Saturday, February 26, 2011

Fear/Anxiety | Nursing Care Plan (NCP) for Upper GI Bleeding

Nursing diagnosis: Fear/Anxiety May be related to Change in health status, threat of death

Possibly evidenced by
Increased tension, restlessness, irritability, fearfulness
Trembling, tachycardia, diaphoresis
Lack of eye contact, focus on self
Verbalization of specific concern
Withdrawal, panic, or attack behavior

Desired Outcomes/Evaluation Criteria—Client Will
Anxiety Self-Control
Discuss fears and concerns recognizing healthy versus unhealthy fears.
Verbalize appropriate range of feelings.
Appear relaxed and report anxiety is reduced to a manageable level.
Demonstrate problem-solving and effective use of resources.

Nursing intervention with rationale:
1. Monitor physiological responses, such as tachypnea, palpitations, dizziness, headache, tingling sensations, and behavioral cues, such as restlessness, irritability, lack of eye contact, and combativeness or attack behavior.
Rationale: May be indicative of the degree of fear client is experiencing— client may feel out of control of the situation or reach a state of panic. However, symptoms may also be related to
physical condition or shock state.

2. Encourage verbalization of concerns. Assist client in expressing feelings by active listening.
Rationale: Establishes a therapeutic relationship. Assists client in dealing with feelings, and provides opportunity to clarify misconceptions.

3. Acknowledge that this is a fearful situation and that others have expressed similar fears.
Rationale: When client is expressing own fear, the validation that these feelings are normal can help client to feel less isolated.

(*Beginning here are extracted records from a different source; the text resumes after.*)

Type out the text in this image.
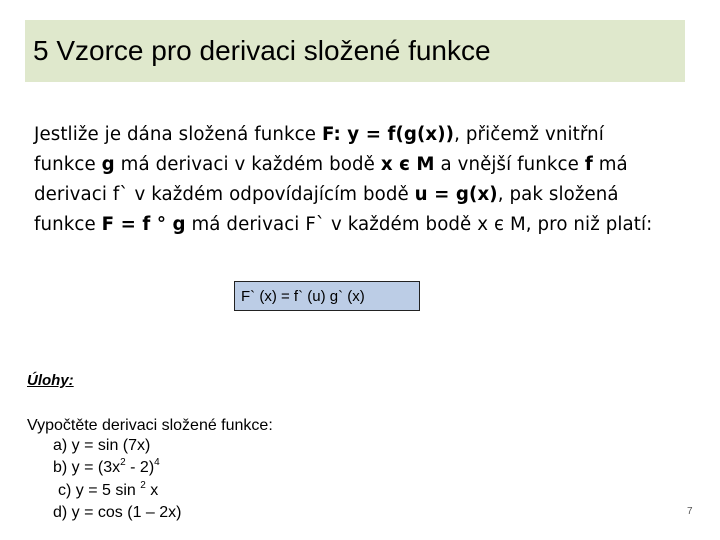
5 Vzorce pro derivaci složené funkce
Jestliže je dána složená funkce F: y = f(g(x)), přičemž vnitřní
funkce g má derivaci v každém bodě x є M a vnější funkce f má
derivaci f` v každém odpovídajícím bodě u = g(x), pak složená
funkce F = f ° g má derivaci F` v každém bodě x є M, pro niž platí:
F` (x) = f` (u) g` (x)
Úlohy:
Vypočtěte derivaci složené funkce:
a) y = sin (7x)
b) $y = (3x^2 - 2)^4$
c) y = 5 sin $^2$ x
d) y = cos (1 – 2x)	7
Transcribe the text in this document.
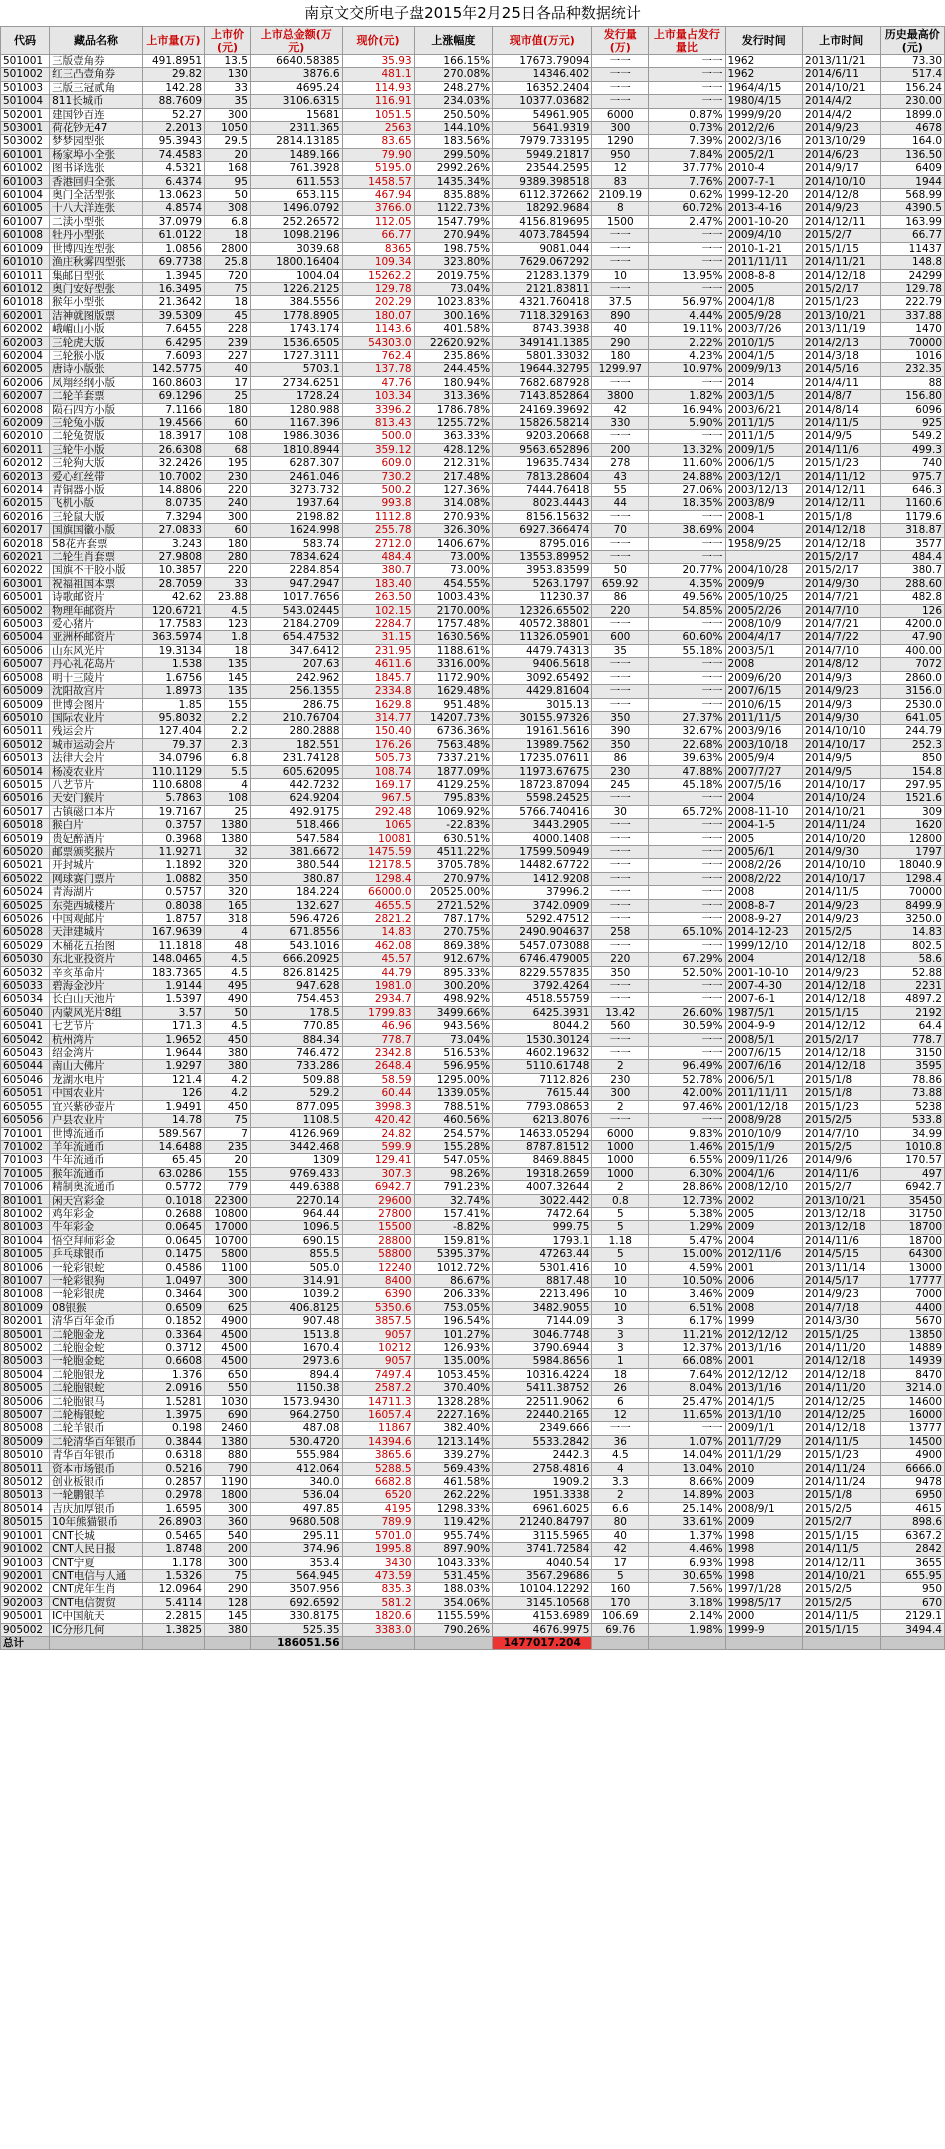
南京文交所电子盘2015年2月25日各品种数据统计
代码	藏品名称	上市量(万)	上市价(元)	上市总金额(万元)	现价(元)	上涨幅度	现市值(万元)	发行量(万)	上市量占发行量比	发行时间	上市时间	历史最高价(元)
501001	三版壹角券	491.8951	13.5	6640.58385	35.93	166.15%	17673.79094	一一	一一	1962	2013/11/21	73.30
501002	红三凸壹角券	29.82	130	3876.6	481.1	270.08%	14346.402	一一	一一	1962	2014/6/11	517.4
501003	三版三冠贰角	142.28	33	4695.24	114.93	248.27%	16352.2404	一一	一一	1964/4/15	2014/10/21	156.24
501004	811长城币	88.7609	35	3106.6315	116.91	234.03%	10377.03682	一一	一一	1980/4/15	2014/4/2	230.00
502001	建国钞百连	52.27	300	15681	1051.5	250.50%	54961.905	6000	0.87%	1999/9/20	2014/4/2	1899.0
503001	荷花钞无47	2.2013	1050	2311.365	2563	144.10%	5641.9319	300	0.73%	2012/2/6	2014/9/23	4678
503002	梦梦园型张	95.3943	29.5	2814.13185	83.65	183.56%	7979.733195	1290	7.39%	2002/3/16	2013/10/29	164.0
601001	杨家埠小全张	74.4583	20	1489.166	79.90	299.50%	5949.21817	950	7.84%	2005/2/1	2014/6/23	136.50
601002	图书译选张	4.5321	168	761.3928	5195.0	2992.26%	23544.2595	12	37.77%	2010-4	2014/9/17	6409
601003	香港回归全张	6.4374	95	611.553	1458.57	1435.34%	9389.398518	83	7.76%	2007-7-1	2014/10/10	1944
601004	奥门全活型张	13.0623	50	653.115	467.94	835.88%	6112.372662	2109.19	0.62%	1999-12-20	2014/12/8	568.99
601005	十八大洋连张	4.8574	308	1496.0792	3766.0	1122.73%	18292.9684	8	60.72%	2013-4-16	2014/9/23	4390.5
601007	二渎小型张	37.0979	6.8	252.26572	112.05	1547.79%	4156.819695	1500	2.47%	2001-10-20	2014/12/11	163.99
601008	牡丹小型张	61.0122	18	1098.2196	66.77	270.94%	4073.784594	一一	一一	2009/4/10	2015/2/7	66.77
601009	世博四连型张	1.0856	2800	3039.68	8365	198.75%	9081.044	一一	一一	2010-1-21	2015/1/15	11437
601010	渔庄秋雾四型张	69.7738	25.8	1800.16404	109.34	323.80%	7629.067292	一一	一一	2011/11/11	2014/11/21	148.8
601011	集邮日型张	1.3945	720	1004.04	15262.2	2019.75%	21283.1379	10	13.95%	2008-8-8	2014/12/18	24299
601012	奥门安好型张	16.3495	75	1226.2125	129.78	73.04%	2121.83811	一一	一一	2005	2015/2/17	129.78
601018	猴年小型张	21.3642	18	384.5556	202.29	1023.83%	4321.760418	37.5	56.97%	2004/1/8	2015/1/23	222.79
602001	洁神就图版票	39.5309	45	1778.8905	180.07	300.16%	7118.329163	890	4.44%	2005/9/28	2013/10/21	337.88
602002	峨嵋山小版	7.6455	228	1743.174	1143.6	401.58%	8743.3938	40	19.11%	2003/7/26	2013/11/19	1470
602003	三轮虎大版	6.4295	239	1536.6505	54303.0	22620.92%	349141.1385	290	2.22%	2010/1/5	2014/2/13	70000
602004	三轮猴小版	7.6093	227	1727.3111	762.4	235.86%	5801.33032	180	4.23%	2004/1/5	2014/3/18	1016
602005	唐诗小版张	142.5775	40	5703.1	137.78	244.45%	19644.32795	1299.97	10.97%	2009/9/13	2014/5/16	232.35
602006	凤翔经纲小版	160.8603	17	2734.6251	47.76	180.94%	7682.687928	一一	一一	2014	2014/4/11	88
602007	二轮羊套票	69.1296	25	1728.24	103.34	313.36%	7143.852864	3800	1.82%	2003/1/5	2014/8/7	156.80
602008	陨石四方小版	7.1166	180	1280.988	3396.2	1786.78%	24169.39692	42	16.94%	2003/6/21	2014/8/14	6096
602009	三轮兔小版	19.4566	60	1167.396	813.43	1255.72%	15826.58214	330	5.90%	2011/1/5	2014/11/5	925
602010	二轮兔贺版	18.3917	108	1986.3036	500.0	363.33%	9203.20668	一一	一一	2011/1/5	2014/9/5	549.2
602011	三轮牛小版	26.6308	68	1810.8944	359.12	428.12%	9563.652896	200	13.32%	2009/1/5	2014/11/6	499.3
602012	三轮狗大版	32.2426	195	6287.307	609.0	212.31%	19635.7434	278	11.60%	2006/1/5	2015/1/23	740
602013	爱心红丝带	10.7002	230	2461.046	730.2	217.48%	7813.28604	43	24.88%	2003/12/1	2014/11/12	975.7
602014	青铜器小版	14.8806	220	3273.732	500.2	127.36%	7444.76418	55	27.06%	2003/12/13	2014/12/11	646.3
602015	飞机小版	8.0735	240	1937.64	993.8	314.08%	8023.4443	44	18.35%	2003/8/9	2014/12/11	1160.6
602016	三轮鼠大版	7.3294	300	2198.82	1112.8	270.93%	8156.15632	一一	一一	2008-1	2015/1/8	1179.6
602017	国旗国徽小版	27.0833	60	1624.998	255.78	326.30%	6927.366474	70	38.69%	2004	2014/12/18	318.87
602018	58花卉套票	3.243	180	583.74	2712.0	1406.67%	8795.016	一一	一一	1958/9/25	2014/12/18	3577
602021	二轮生肖套票	27.9808	280	7834.624	484.4	73.00%	13553.89952	一一	一一		2015/2/17	484.4
602022	国旗不干胶小版	10.3857	220	2284.854	380.7	73.00%	3953.83599	50	20.77%	2004/10/28	2015/2/17	380.7
603001	祝福祖国本票	28.7059	33	947.2947	183.40	454.55%	5263.1797	659.92	4.35%	2009/9	2014/9/30	288.60
605001	诗歌邮资片	42.62	23.88	1017.7656	263.50	1003.43%	11230.37	86	49.56%	2005/10/25	2014/7/21	482.8
605002	物理年邮资片	120.6721	4.5	543.02445	102.15	2170.00%	12326.65502	220	54.85%	2005/2/26	2014/7/10	126
605003	爱心猪片	17.7583	123	2184.2709	2284.7	1757.48%	40572.38801	一一	一一	2008/10/9	2014/7/21	4200.0
605004	亚洲杯邮资片	363.5974	1.8	654.47532	31.15	1630.56%	11326.05901	600	60.60%	2004/4/17	2014/7/22	47.90
605006	山东风光片	19.3134	18	347.6412	231.95	1188.61%	4479.74313	35	55.18%	2003/5/1	2014/7/10	400.00
605007	丹心礼花岛片	1.538	135	207.63	4611.6	3316.00%	9406.5618	一一	一一	2008	2014/8/12	7072
605008	明十三陵片	1.6756	145	242.962	1845.7	1172.90%	3092.65492	一一	一一	2009/6/20	2014/9/3	2860.0
605009	沈阳故宫片	1.8973	135	256.1355	2334.8	1629.48%	4429.81604	一一	一一	2007/6/15	2014/9/23	3156.0
605009	世博会图片	1.85	155	286.75	1629.8	951.48%	3015.13	一一	一一	2010/6/15	2014/9/3	2530.0
605010	国际农业片	95.8032	2.2	210.76704	314.77	14207.73%	30155.97326	350	27.37%	2011/11/5	2014/9/30	641.05
605011	残运会片	127.404	2.2	280.2888	150.40	6736.36%	19161.5616	390	32.67%	2003/9/16	2014/10/10	244.79
605012	城市运动会片	79.37	2.3	182.551	176.26	7563.48%	13989.7562	350	22.68%	2003/10/18	2014/10/17	252.3
605013	法律大会片	34.0796	6.8	231.74128	505.73	7337.21%	17235.07611	86	39.63%	2005/9/4	2014/9/5	850
605014	杨凌农业片	110.1129	5.5	605.62095	108.74	1877.09%	11973.67675	230	47.88%	2007/7/27	2014/9/5	154.8
605015	八艺节片	110.6808	4	442.7232	169.17	4129.25%	18723.87094	245	45.18%	2007/5/16	2014/10/17	297.95
605016	天安门猴片	5.7863	108	624.9204	967.5	795.83%	5598.24525	一一	一一	2004	2014/10/24	1521.6
605017	古镇磁口本片	19.7167	25	492.9175	292.48	1069.92%	5766.740416	30	65.72%	2008-11-10	2014/10/21	309
605018	猴白片	0.3757	1380	518.466	1065	-22.83%	3443.2905	一一	一一	2004-1-5	2014/11/24	1620
605019	贵妃醉酒片	0.3968	1380	547.584	10081	630.51%	4000.1408	一一	一一	2005	2014/10/20	12800
605020	邮票颁奖猴片	11.9271	32	381.6672	1475.59	4511.22%	17599.50949	一一	一一	2005/6/1	2014/9/30	1797
605021	开封城片	1.1892	320	380.544	12178.5	3705.78%	14482.67722	一一	一一	2008/2/26	2014/10/10	18040.9
605022	网球赛门票片	1.0882	350	380.87	1298.4	270.97%	1412.9208	一一	一一	2008/2/22	2014/10/17	1298.4
605024	青海湖片	0.5757	320	184.224	66000.0	20525.00%	37996.2	一一	一一	2008	2014/11/5	70000
605025	东莞西城楼片	0.8038	165	132.627	4655.5	2721.52%	3742.0909	一一	一一	2008-8-7	2014/9/23	8499.9
605026	中国观邮片	1.8757	318	596.4726	2821.2	787.17%	5292.47512	一一	一一	2008-9-27	2014/9/23	3250.0
605028	天津建城片	167.9639	4	671.8556	14.83	270.75%	2490.904637	258	65.10%	2014-12-23	2015/2/5	14.83
605029	木桶花五抬图	11.1818	48	543.1016	462.08	869.38%	5457.073088	一一	一一	1999/12/10	2014/12/18	802.5
605030	东北亚投资片	148.0465	4.5	666.20925	45.57	912.67%	6746.479005	220	67.29%	2004	2014/12/18	58.6
605032	辛亥革命片	183.7365	4.5	826.81425	44.79	895.33%	8229.557835	350	52.50%	2001-10-10	2014/9/23	52.88
605033	碧海金沙片	1.9144	495	947.628	1981.0	300.20%	3792.4264	一一	一一	2007-4-30	2014/12/18	2231
605034	长白山天池片	1.5397	490	754.453	2934.7	498.92%	4518.55759	一一	一一	2007-6-1	2014/12/18	4897.2
605040	内蒙风光片8组	3.57	50	178.5	1799.83	3499.66%	6425.3931	13.42	26.60%	1987/5/1	2015/1/15	2192
605041	七艺节片	171.3	4.5	770.85	46.96	943.56%	8044.2	560	30.59%	2004-9-9	2014/12/12	64.4
605042	杭州湾片	1.9652	450	884.34	778.7	73.04%	1530.30124	一一	一一	2008/5/1	2015/2/17	778.7
605043	绍金湾片	1.9644	380	746.472	2342.8	516.53%	4602.19632	一一	一一	2007/6/15	2014/12/18	3150
605044	南山大佛片	1.9297	380	733.286	2648.4	596.95%	5110.61748	2	96.49%	2007/6/16	2014/12/18	3595
605046	龙湖水电片	121.4	4.2	509.88	58.59	1295.00%	7112.826	230	52.78%	2006/5/1	2015/1/8	78.86
605051	中国农业片	126	4.2	529.2	60.44	1339.05%	7615.44	300	42.00%	2011/11/11	2015/1/8	73.88
605055	宜兴紫砂壶片	1.9491	450	877.095	3998.3	788.51%	7793.08653	2	97.46%	2001/12/18	2015/1/23	5238
605056	户县农业片	14.78	75	1108.5	420.42	460.56%	6213.8076	一一	一一	2008/9/28	2015/2/5	533.8
701001	世博流通币	589.567	7	4126.969	24.82	254.57%	14633.05294	6000	9.83%	2010/10/9	2014/7/10	34.99
701002	羊年流通币	14.6488	235	3442.468	599.9	155.28%	8787.81512	1000	1.46%	2015/1/9	2015/2/5	1010.8
701003	牛年流通币	65.45	20	1309	129.41	547.05%	8469.8845	1000	6.55%	2009/11/26	2014/9/6	170.57
701005	猴年流通币	63.0286	155	9769.433	307.3	98.26%	19318.2659	1000	6.30%	2004/1/6	2014/11/6	497
701006	精制奥流通币	0.5772	779	449.6388	6942.7	791.23%	4007.32644	2	28.86%	2008/12/10	2015/2/7	6942.7
801001	闲天宫彩金	0.1018	22300	2270.14	29600	32.74%	3022.442	0.8	12.73%	2002	2013/10/21	35450
801002	鸡年彩金	0.2688	10800	964.44	27800	157.41%	7472.64	5	5.38%	2005	2013/12/18	31750
801003	牛年彩金	0.0645	17000	1096.5	15500	-8.82%	999.75	5	1.29%	2009	2013/12/18	18700
801004	悟空拜师彩金	0.0645	10700	690.15	28800	159.81%	1793.1	1.18	5.47%	2004	2014/11/6	18700
801005	乒乓球银币	0.1475	5800	855.5	58800	5395.37%	47263.44	5	15.00%	2012/11/6	2014/5/15	64300
801006	一轮彩银蛇	0.4586	1100	505.0	12240	1012.72%	5301.416	10	4.59%	2001	2013/11/14	13000
801007	一轮彩银狗	1.0497	300	314.91	8400	86.67%	8817.48	10	10.50%	2006	2014/5/17	17777
801008	一轮彩银虎	0.3464	300	1039.2	6390	206.33%	2213.496	10	3.46%	2009	2014/9/23	7000
801009	08银猴	0.6509	625	406.8125	5350.6	753.05%	3482.9055	10	6.51%	2008	2014/7/18	4400
802001	清华百年金币	0.1852	4900	907.48	3857.5	196.54%	7144.09	3	6.17%	1999	2014/3/30	5670
805001	二轮胞金龙	0.3364	4500	1513.8	9057	101.27%	3046.7748	3	11.21%	2012/12/12	2015/1/25	13850
805002	二轮胞金蛇	0.3712	4500	1670.4	10212	126.93%	3790.6944	3	12.37%	2013/1/16	2014/11/20	14889
805003	一轮胞金蛇	0.6608	4500	2973.6	9057	135.00%	5984.8656	1	66.08%	2001	2014/12/18	14939
805004	二轮胞银龙	1.376	650	894.4	7497.4	1053.45%	10316.4224	18	7.64%	2012/12/12	2014/12/18	8470
805005	二轮胞银蛇	2.0916	550	1150.38	2587.2	370.40%	5411.38752	26	8.04%	2013/1/16	2014/11/20	3214.0
805006	二轮胞银马	1.5281	1030	1573.9430	14711.3	1328.28%	22511.9062	6	25.47%	2014/1/5	2014/12/25	14600
805007	二轮梅银蛇	1.3975	690	964.2750	16057.4	2227.16%	22440.2165	12	11.65%	2013/1/10	2014/12/25	16000
805008	二轮羊银币	0.198	2460	487.08	11867	382.40%	2349.666	一一	一一	2009/1/1	2014/12/18	13777
805009	二轮清华百年银币	0.3844	1380	530.4720	14394.6	1213.14%	5533.2842	36	1.07%	2011/7/29	2014/11/5	14500
805010	青华百年银币	0.6318	880	555.984	3865.6	339.27%	2442.3	4.5	14.04%	2011/1/29	2015/1/23	4900
805011	资本市场银币	0.5216	790	412.064	5288.5	569.43%	2758.4816	4	13.04%	2010	2014/11/24	6666.0
805012	创业板银币	0.2857	1190	340.0	6682.8	461.58%	1909.2	3.3	8.66%	2009	2014/11/24	9478
805013	一轮鹏银羊	0.2978	1800	536.04	6520	262.22%	1951.3338	2	14.89%	2003	2015/1/8	6950
805014	吉庆加厚银币	1.6595	300	497.85	4195	1298.33%	6961.6025	6.6	25.14%	2008/9/1	2015/2/5	4615
805015	10年熊猫银币	26.8903	360	9680.508	789.9	119.42%	21240.84797	80	33.61%	2009	2015/2/7	898.6
901001	CNT长城	0.5465	540	295.11	5701.0	955.74%	3115.5965	40	1.37%	1998	2015/1/15	6367.2
901002	CNT人民日报	1.8748	200	374.96	1995.8	897.90%	3741.72584	42	4.46%	1998	2014/11/5	2842
901003	CNT宁夏	1.178	300	353.4	3430	1043.33%	4040.54	17	6.93%	1998	2014/12/11	3655
902001	CNT电信与人通	1.5326	75	564.945	473.59	531.45%	3567.29686	5	30.65%	1998	2014/10/21	655.95
902002	CNT虎年生肖	12.0964	290	3507.956	835.3	188.03%	10104.12292	160	7.56%	1997/1/28	2015/2/5	950
902003	CNT电信贺贸	5.4114	128	692.6592	581.2	354.06%	3145.10568	170	3.18%	1998/5/17	2015/2/5	670
905001	IC中国航天	2.2815	145	330.8175	1820.6	1155.59%	4153.6989	106.69	2.14%	2000	2014/11/5	2129.1
905002	IC分形几何	1.3825	380	525.35	3383.0	790.26%	4676.9975	69.76	1.98%	1999-9	2015/1/15	3494.4
总计				186051.56			1477017.204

4. Provide accurate, concrete information about what is being done, including sensations to expect and usual procedures undertaken.
Rationale: Involves client in plan of care and decreases unnecessary anxiety about unknowns.

5. Provide a calm, restful environment.
Rationale: Removing client from outside stressors promotes relaxation and may enhance coping skills.

6. Encourage significant other (SO) to stay with client, as able. Respond to call signal promptly. Use touch and eye contact, as appropriate.
Rationale: Helps reduce fear of going through a frightening experience alone.

7. Provide opportunity for SO to express feelings and concerns. Encourage SO to project positive, realistic attitude.
Rationale: Helps SO to deal with own anxiety and fears that can be transmitted to client. Promotes a supportive attitude that can facilitate recovery.

8. Demonstrate and encourage relaxation techniques such as visualization, deep-breathing exercises, and guided imagery.
Rationale: Learning ways to relax can be helpful in reducing fear and anxiety. Because client with GI bleeding may be a person who has difficulty relaxing, learning these skills can be important to recovery and prevention of recurrence.

9. Help client identify and initiate positive coping behaviors used successfully in the past.
Rationale: Successful behaviors can be fostered in dealing with current fear, enhancing client’s sense of self-control and providing reassurance.

10. Encourage and support client in evaluation of lifestyle.
Rationale: Changes may be necessary to avoid recurrence of ulcer condition.